The case presented in the federal guidance is straightforward. Reactors can produce continuous energy for years through nuclear fission. That consistency is valuable in orbit, and it becomes even more attractive on the Moon, where future bases would need dependable power for survival and operations. Nuclear systems can also support nuclear electric propulsion, giving spacecraft a way to travel longer distances or conduct more demanding missions without depending entirely on chemical fuel.

In other words, the appeal is endurance. Solar systems can be effective, but they rely on power availability that can be intermittent and often need large battery storage. Nuclear reactors offer a path to steadier energy output, which is why the roadmap frames them not as a niche technology but as an enabling technology for future missions.

The White House Office of Science and Technology Policy said the roadmap is intended to help establish US space nuclear technology plans for the coming years and, in its phrasing, support “US space superiority.” That language underscores how closely civil, strategic, and industrial goals are now being linked in space policy.

What the agencies have been asked to do

Under the plan, NASA and the Pentagon are expected to develop energy technologies in parallel using contractor competition. The DOE is tasked with ensuring fuel, infrastructure, and safety features are available to support the projects. The department is also expected to evaluate whether industry can produce as many as four reactors in five years.

The technical requirements are ambitious. The roadmap calls for technologies that can generate at least 20 kilowatts of electricity for three years in orbit and at least five years on the lunar surface. At the same time, the designs are supposed to be modular and scalable, with the ability to grow toward 100 kilowatts of electricity. The first designs are expected within a year.

Those details matter because they show the administration is not merely endorsing long-term research. It is trying to define a path from experimental capability to deployable hardware. Modular and scalable systems would give planners flexibility across both lunar habitation and propulsion missions. They would also give the government a framework for evaluating competing contractor designs against common requirements.

The Moon as a proving ground

The lunar objective is especially revealing. A large reactor on the Moon by 2030 would turn the lunar surface into more than a symbolic destination. It would make the Moon a sustained operating environment where power availability shapes what kind of presence is possible. Reliable energy is fundamental to habitat systems, communications, equipment, and science activity. Without it, talk of longer-term surface operations remains limited by logistics and daylight cycles.

That helps explain why the roadmap links space nuclear power to future life on the Moon and to propulsion.
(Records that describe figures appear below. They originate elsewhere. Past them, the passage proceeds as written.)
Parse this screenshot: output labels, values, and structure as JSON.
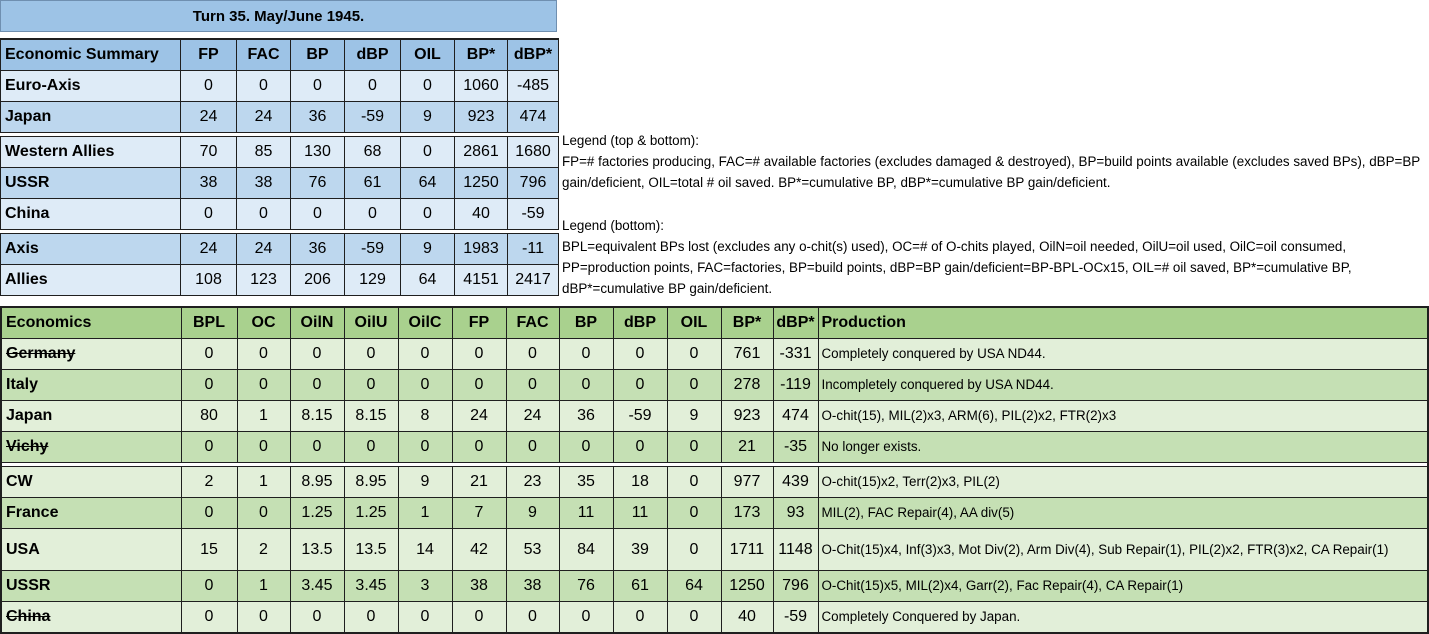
{
  "turn_title": "Turn 35.  May/June 1945.",
  "summary": {
    "headers": [
      "Economic Summary",
      "FP",
      "FAC",
      "BP",
      "dBP",
      "OIL",
      "BP*",
      "dBP*"
    ],
    "rows": [
      {
        "name": "Euro-Axis",
        "values": [
          "0",
          "0",
          "0",
          "0",
          "0",
          "1060",
          "-485"
        ]
      },
      {
        "name": "Japan",
        "values": [
          "24",
          "24",
          "36",
          "-59",
          "9",
          "923",
          "474"
        ]
      },
      {
        "name": "Western Allies",
        "values": [
          "70",
          "85",
          "130",
          "68",
          "0",
          "2861",
          "1680"
        ]
      },
      {
        "name": "USSR",
        "values": [
          "38",
          "38",
          "76",
          "61",
          "64",
          "1250",
          "796"
        ]
      },
      {
        "name": "China",
        "values": [
          "0",
          "0",
          "0",
          "0",
          "0",
          "40",
          "-59"
        ]
      },
      {
        "name": "Axis",
        "values": [
          "24",
          "24",
          "36",
          "-59",
          "9",
          "1983",
          "-11"
        ]
      },
      {
        "name": "Allies",
        "values": [
          "108",
          "123",
          "206",
          "129",
          "64",
          "4151",
          "2417"
        ]
      }
    ]
  },
  "legend": {
    "top_title": "Legend (top & bottom):",
    "top_text": "FP=# factories producing, FAC=# available factories (excludes damaged & destroyed), BP=build points available (excludes saved BPs), dBP=BP gain/deficient, OIL=total # oil saved. BP*=cumulative BP, dBP*=cumulative BP gain/deficient.",
    "bottom_title": "Legend (bottom):",
    "bottom_text": "BPL=equivalent BPs lost (excludes any o-chit(s) used), OC=# of O-chits played, OilN=oil needed, OilU=oil used, OilC=oil consumed, PP=production points, FAC=factories, BP=build points, dBP=BP gain/deficient=BP-BPL-OCx15, OIL=# oil saved, BP*=cumulative BP, dBP*=cumulative BP gain/deficient."
  },
  "economics": {
    "headers": [
      "Economics",
      "BPL",
      "OC",
      "OilN",
      "OilU",
      "OilC",
      "FP",
      "FAC",
      "BP",
      "dBP",
      "OIL",
      "BP*",
      "dBP*",
      "Production"
    ],
    "rows": [
      {
        "name": "Germany",
        "values": [
          "0",
          "0",
          "0",
          "0",
          "0",
          "0",
          "0",
          "0",
          "0",
          "0",
          "761",
          "-331"
        ],
        "production": "Completely conquered by USA ND44."
      },
      {
        "name": "Italy",
        "values": [
          "0",
          "0",
          "0",
          "0",
          "0",
          "0",
          "0",
          "0",
          "0",
          "0",
          "278",
          "-119"
        ],
        "production": "Incompletely conquered by USA ND44."
      },
      {
        "name": "Japan",
        "values": [
          "80",
          "1",
          "8.15",
          "8.15",
          "8",
          "24",
          "24",
          "36",
          "-59",
          "9",
          "923",
          "474"
        ],
        "production": "O-chit(15), MIL(2)x3, ARM(6), PIL(2)x2, FTR(2)x3"
      },
      {
        "name": "Vichy",
        "values": [
          "0",
          "0",
          "0",
          "0",
          "0",
          "0",
          "0",
          "0",
          "0",
          "0",
          "21",
          "-35"
        ],
        "production": "No longer exists."
      },
      {
        "name": "CW",
        "values": [
          "2",
          "1",
          "8.95",
          "8.95",
          "9",
          "21",
          "23",
          "35",
          "18",
          "0",
          "977",
          "439"
        ],
        "production": "O-chit(15)x2, Terr(2)x3, PIL(2)"
      },
      {
        "name": "France",
        "values": [
          "0",
          "0",
          "1.25",
          "1.25",
          "1",
          "7",
          "9",
          "11",
          "11",
          "0",
          "173",
          "93"
        ],
        "production": "MIL(2), FAC Repair(4), AA div(5)"
      },
      {
        "name": "USA",
        "values": [
          "15",
          "2",
          "13.5",
          "13.5",
          "14",
          "42",
          "53",
          "84",
          "39",
          "0",
          "1711",
          "1148"
        ],
        "production": "O-Chit(15)x4, Inf(3)x3, Mot Div(2), Arm Div(4), Sub Repair(1), PIL(2)x2, FTR(3)x2, CA Repair(1)"
      },
      {
        "name": "USSR",
        "values": [
          "0",
          "1",
          "3.45",
          "3.45",
          "3",
          "38",
          "38",
          "76",
          "61",
          "64",
          "1250",
          "796"
        ],
        "production": "O-Chit(15)x5, MIL(2)x4, Garr(2), Fac Repair(4), CA Repair(1)"
      },
      {
        "name": "China",
        "values": [
          "0",
          "0",
          "0",
          "0",
          "0",
          "0",
          "0",
          "0",
          "0",
          "0",
          "40",
          "-59"
        ],
        "production": "Completely Conquered by Japan."
      }
    ]
  }
}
A reactor is not just another payload. It is infrastructure. Once power becomes continuous and substantial, mission design changes. Equipment can run longer, systems can become more capable, and the threshold for permanence begins to shift.

A new phase in space competition

The roadmap also signals that space nuclear power is now being treated as part of strategic competition. The White House directive does not frame the issue purely as science or exploration. It places NASA alongside the Department of Defense and assigns the DOE a supply and safety role, creating a full-government effort around a technology that could influence mobility, endurance, and presence beyond Earth.

That makes this one of the more consequential space policy developments of the year. The United States is not simply funding another study. It is creating timelines, assigning institutional responsibilities, and pushing industry to prove it can build on schedule. Whether those deadlines hold remains to be seen, but the policy direction is unmistakable.

Key takeaways

  • The White House roadmap targets a medium-power reactor in orbit by 2028 and a large reactor on the Moon by 2030.
  • NASA, the Department of Defense, and the Department of Energy are all assigned roles in development, fuel, infrastructure, and safety.
  • The initial systems are expected to deliver at least 20 kilowatts of electricity, with designs scalable to 100 kilowatts.
  • Nuclear power is being positioned as a core enabler of lunar operations and future propulsion systems.

If the program stays on track, space nuclear technology will move from a persistent ambition to a defined pillar of US lunar and orbital planning. The larger implication is that power, not only launch capability, is becoming a central measure of who can sustain a meaningful presence in space.